Tuesday 23 January 2007

The control of environment

I've been wondering how an organisation controls its communications environment to the maximum efficiency and I'm beginning to think that the key is in the amount of leakage from the external environment that is encouraged. There are various stories about businesses that sell their culture so completely that everything from socks to vocabulary is standardised, ensuring complete compliance with corporate goals - however, those corporate goals are likely to become the wrong targets and increasingly inappropriate in a changing environment.

So the need to get the message across is countered by the need to ensure that it is the right message. That second point is a cauldron of trouble - does it suggest that the direction is the wrong one? Does it threaten the ego of the senior directors? Does it give too much encouragement to the Change Freaks who believe, like Shiva, in development through destruction, without appreciating that systems work and that there are people whose identity is bound up in those systems?

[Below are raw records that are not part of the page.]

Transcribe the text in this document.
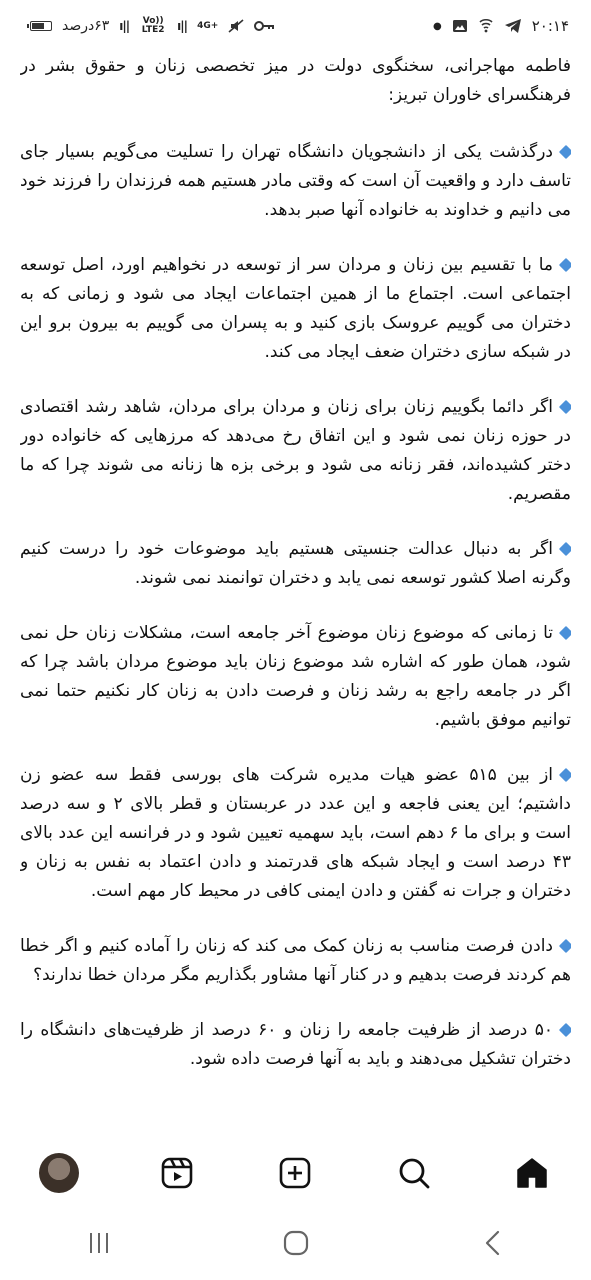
۶۳درصد ı||	Vo)) LTE2 ı|| 4G+	●	۲۰:۱۴

فاطمه مهاجرانی، سخنگوی دولت در میز تخصصی زنان و حقوق بشر در فرهنگسرای خاوران تبریز:

درگذشت یکی از دانشجویان دانشگاه تهران را تسلیت می‌گویم بسیار جای تاسف دارد و واقعیت آن است که وقتی مادر هستیم همه فرزندان را فرزند خود می دانیم و خداوند به خانواده آنها صبر بدهد.

ما با تقسیم بین زنان و مردان سر از توسعه در نخواهیم اورد، اصل توسعه اجتماعی است. اجتماع ما از همین اجتماعات ایجاد می شود و زمانی که به دختران می گوییم عروسک بازی کنید و به پسران می گوییم به بیرون برو این در شبکه سازی دختران ضعف ایجاد می کند.

اگر دائما بگوییم زنان برای زنان و مردان برای مردان، شاهد رشد اقتصادی در حوزه زنان نمی شود و این اتفاق رخ می‌دهد که مرزهایی که خانواده دور دختر کشیده‌اند، فقر زنانه می شود و برخی بزه ها زنانه می شوند چرا که ما مقصریم.

اگر به دنبال عدالت جنسیتی هستیم باید موضوعات خود را درست کنیم وگرنه اصلا کشور توسعه نمی یابد و دختران توانمند نمی شوند.

تا زمانی که موضوع زنان موضوع آخر جامعه است، مشکلات زنان حل نمی شود، همان طور که اشاره شد موضوع زنان باید موضوع مردان باشد چرا که اگر در جامعه راجع به رشد زنان و فرصت دادن به زنان کار نکنیم حتما نمی توانیم موفق باشیم.

از بین ۵۱۵ عضو هیات مدیره شرکت های بورسی فقط سه عضو زن داشتیم؛ این یعنی فاجعه و این عدد در عربستان و قطر بالای ۲ و سه درصد است و برای ما ۶ دهم است، باید سهمیه تعیین شود و در فرانسه این عدد بالای ۴۳ درصد است و ایجاد شبکه های قدرتمند و دادن اعتماد به نفس به زنان و دختران و جرات نه گفتن و دادن ایمنی کافی در محیط کار مهم است.

دادن فرصت مناسب به زنان کمک می کند که زنان را آماده کنیم و اگر خطا هم کردند فرصت بدهیم و در کنار آنها مشاور بگذاریم مگر مردان خطا ندارند؟

۵۰ درصد از ظرفیت جامعه را زنان و ۶۰ درصد از ظرفیت‌های دانشگاه را دختران تشکیل می‌دهند و باید به آنها فرصت داده شود.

I've seen organisations with no real message to communicate; and organisations where their message fails to appreciate the local culture, so that it is filtered and flattened to comply with local beliefs and objectives; and organisations where the message is so heavy-handed that criticism is traitorous and feedback is carefully controlled ... and ignored.

The consistent observation is that organisations do not understand the factors involved, I suppose, and are ill-equipped to deal with them on a personal and systematic level. The key gaps are usually in organisational intelligence functions and the related field of internal communications.

The worst thing is, from my point of view as a communications consultant, is that so few organisations seem to care!